Frank Smallman

Personal information
- Full name: Francis Joseph Bruce Smallman
- Date of birth: 1869
- Place of birth: Willingham by Stow, England
- Date of death: 1941 (aged 72)
- Place of death: Lincoln, England
- Position(s): Outside right

Senior career*
- Years: Team / Apps / (Gls)
- –: St John's (Lincoln)
- 1889–1895: Lincoln City / 22 / (17)
- 1895–1896: Burton Wanderers
- 1896–1897: Lincoln City / 36 / (6)

= Frank Smallman =

English footballer

Francis Joseph Bruce Smallman (1869–1941) was an English professional footballer who scored 23 goals from 58 appearances in the Football League playing as an outside right for Lincoln City.

==Football career==
Smallman was born in Willingham by Stow, Lincolnshire, in 1869. He made his debut for Lincoln City on 7 September 1889 in the Midland League, and was the club's leading scorer for that season with 17 goals in senior competitions.

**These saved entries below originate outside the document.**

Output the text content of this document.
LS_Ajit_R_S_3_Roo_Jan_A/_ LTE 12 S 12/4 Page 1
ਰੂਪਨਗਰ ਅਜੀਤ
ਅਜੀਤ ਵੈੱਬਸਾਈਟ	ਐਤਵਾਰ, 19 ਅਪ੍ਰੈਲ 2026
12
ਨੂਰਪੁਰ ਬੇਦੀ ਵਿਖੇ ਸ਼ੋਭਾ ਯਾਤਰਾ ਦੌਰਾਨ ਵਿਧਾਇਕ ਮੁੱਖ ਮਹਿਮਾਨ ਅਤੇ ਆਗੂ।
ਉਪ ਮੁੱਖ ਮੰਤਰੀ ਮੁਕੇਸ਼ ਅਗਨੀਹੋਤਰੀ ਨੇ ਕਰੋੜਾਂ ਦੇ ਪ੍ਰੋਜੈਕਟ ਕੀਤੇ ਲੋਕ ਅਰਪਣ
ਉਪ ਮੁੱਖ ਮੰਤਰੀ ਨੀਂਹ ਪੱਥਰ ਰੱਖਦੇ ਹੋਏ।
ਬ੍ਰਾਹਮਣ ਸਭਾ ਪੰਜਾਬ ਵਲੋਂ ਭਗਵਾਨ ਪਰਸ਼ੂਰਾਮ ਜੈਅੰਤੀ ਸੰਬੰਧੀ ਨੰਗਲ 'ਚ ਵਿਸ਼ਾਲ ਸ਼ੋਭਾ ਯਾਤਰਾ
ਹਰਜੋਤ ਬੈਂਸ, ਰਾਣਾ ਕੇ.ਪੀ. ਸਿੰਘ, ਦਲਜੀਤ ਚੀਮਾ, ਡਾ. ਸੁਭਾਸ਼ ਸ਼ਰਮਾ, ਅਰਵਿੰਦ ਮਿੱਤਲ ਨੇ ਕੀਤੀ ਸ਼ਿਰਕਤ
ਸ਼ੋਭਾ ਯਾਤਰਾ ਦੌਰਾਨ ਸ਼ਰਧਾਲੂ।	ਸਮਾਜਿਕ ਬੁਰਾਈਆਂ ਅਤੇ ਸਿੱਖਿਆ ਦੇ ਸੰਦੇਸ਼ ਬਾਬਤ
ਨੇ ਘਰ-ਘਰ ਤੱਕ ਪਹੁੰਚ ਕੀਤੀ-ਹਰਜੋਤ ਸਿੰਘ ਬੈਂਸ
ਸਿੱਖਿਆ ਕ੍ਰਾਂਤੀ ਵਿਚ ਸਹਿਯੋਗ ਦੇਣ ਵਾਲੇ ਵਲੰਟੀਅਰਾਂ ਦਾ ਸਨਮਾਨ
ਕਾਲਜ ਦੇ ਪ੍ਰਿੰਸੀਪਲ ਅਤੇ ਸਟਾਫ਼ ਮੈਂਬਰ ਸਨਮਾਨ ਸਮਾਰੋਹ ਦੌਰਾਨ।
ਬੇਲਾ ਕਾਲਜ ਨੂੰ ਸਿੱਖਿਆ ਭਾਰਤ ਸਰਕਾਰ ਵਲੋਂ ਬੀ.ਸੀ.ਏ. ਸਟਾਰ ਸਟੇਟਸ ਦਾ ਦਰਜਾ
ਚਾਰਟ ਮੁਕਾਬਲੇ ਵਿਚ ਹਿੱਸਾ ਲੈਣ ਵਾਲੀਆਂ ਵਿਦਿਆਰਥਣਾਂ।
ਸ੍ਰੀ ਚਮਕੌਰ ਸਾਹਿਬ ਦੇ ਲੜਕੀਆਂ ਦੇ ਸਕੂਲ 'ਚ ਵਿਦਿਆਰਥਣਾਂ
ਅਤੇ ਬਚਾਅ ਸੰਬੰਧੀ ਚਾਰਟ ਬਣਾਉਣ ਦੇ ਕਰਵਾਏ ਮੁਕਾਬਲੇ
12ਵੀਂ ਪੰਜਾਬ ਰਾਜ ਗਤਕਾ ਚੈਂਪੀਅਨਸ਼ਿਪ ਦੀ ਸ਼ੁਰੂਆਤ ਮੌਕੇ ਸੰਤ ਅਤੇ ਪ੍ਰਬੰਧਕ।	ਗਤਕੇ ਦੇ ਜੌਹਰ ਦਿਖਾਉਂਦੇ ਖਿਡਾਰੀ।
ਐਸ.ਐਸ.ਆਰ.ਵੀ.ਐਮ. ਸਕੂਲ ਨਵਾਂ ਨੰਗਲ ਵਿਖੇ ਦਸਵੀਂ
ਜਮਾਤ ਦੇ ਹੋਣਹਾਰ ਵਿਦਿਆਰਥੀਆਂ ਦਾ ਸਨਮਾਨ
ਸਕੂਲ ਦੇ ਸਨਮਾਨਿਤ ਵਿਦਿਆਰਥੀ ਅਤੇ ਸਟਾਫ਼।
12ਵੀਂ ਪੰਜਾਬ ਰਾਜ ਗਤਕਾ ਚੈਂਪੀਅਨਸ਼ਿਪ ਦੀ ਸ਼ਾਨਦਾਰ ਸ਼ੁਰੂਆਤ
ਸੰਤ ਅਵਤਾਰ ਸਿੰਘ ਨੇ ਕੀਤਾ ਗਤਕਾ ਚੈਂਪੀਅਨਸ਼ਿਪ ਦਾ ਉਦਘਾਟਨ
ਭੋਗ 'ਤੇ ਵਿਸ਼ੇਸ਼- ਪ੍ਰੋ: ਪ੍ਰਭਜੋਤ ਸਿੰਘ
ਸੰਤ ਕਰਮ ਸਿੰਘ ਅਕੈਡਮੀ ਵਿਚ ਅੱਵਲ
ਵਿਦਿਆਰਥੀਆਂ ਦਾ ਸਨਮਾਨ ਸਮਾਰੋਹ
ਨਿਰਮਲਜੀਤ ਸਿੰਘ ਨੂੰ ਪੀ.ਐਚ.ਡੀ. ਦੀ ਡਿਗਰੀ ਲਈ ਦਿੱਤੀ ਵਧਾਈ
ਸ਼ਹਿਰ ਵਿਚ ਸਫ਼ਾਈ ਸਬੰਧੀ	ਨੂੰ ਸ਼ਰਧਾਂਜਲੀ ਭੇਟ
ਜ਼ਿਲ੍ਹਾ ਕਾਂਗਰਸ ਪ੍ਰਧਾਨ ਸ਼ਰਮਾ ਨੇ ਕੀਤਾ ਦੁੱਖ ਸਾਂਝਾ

Smallman played for the club until the end of the 1892–93 season, their first in the Football League. He was ever-present during that season, and was the club's leading scorer with 19 goals in senior competitions, 17 in the League. He spent the 1893–94 season with Burton Wanderers in the Midland League before returning to Lincoln City for two more years. Smallman's last game for their first team came in the Football League Second Division, a 4–1 defeat to former club Burton Wanderers on 4 April 1896. Over both spells with Lincoln, he scored 53 goals from 120 senior appearances. Smallman died in Lincoln in 1941 at the age of 72.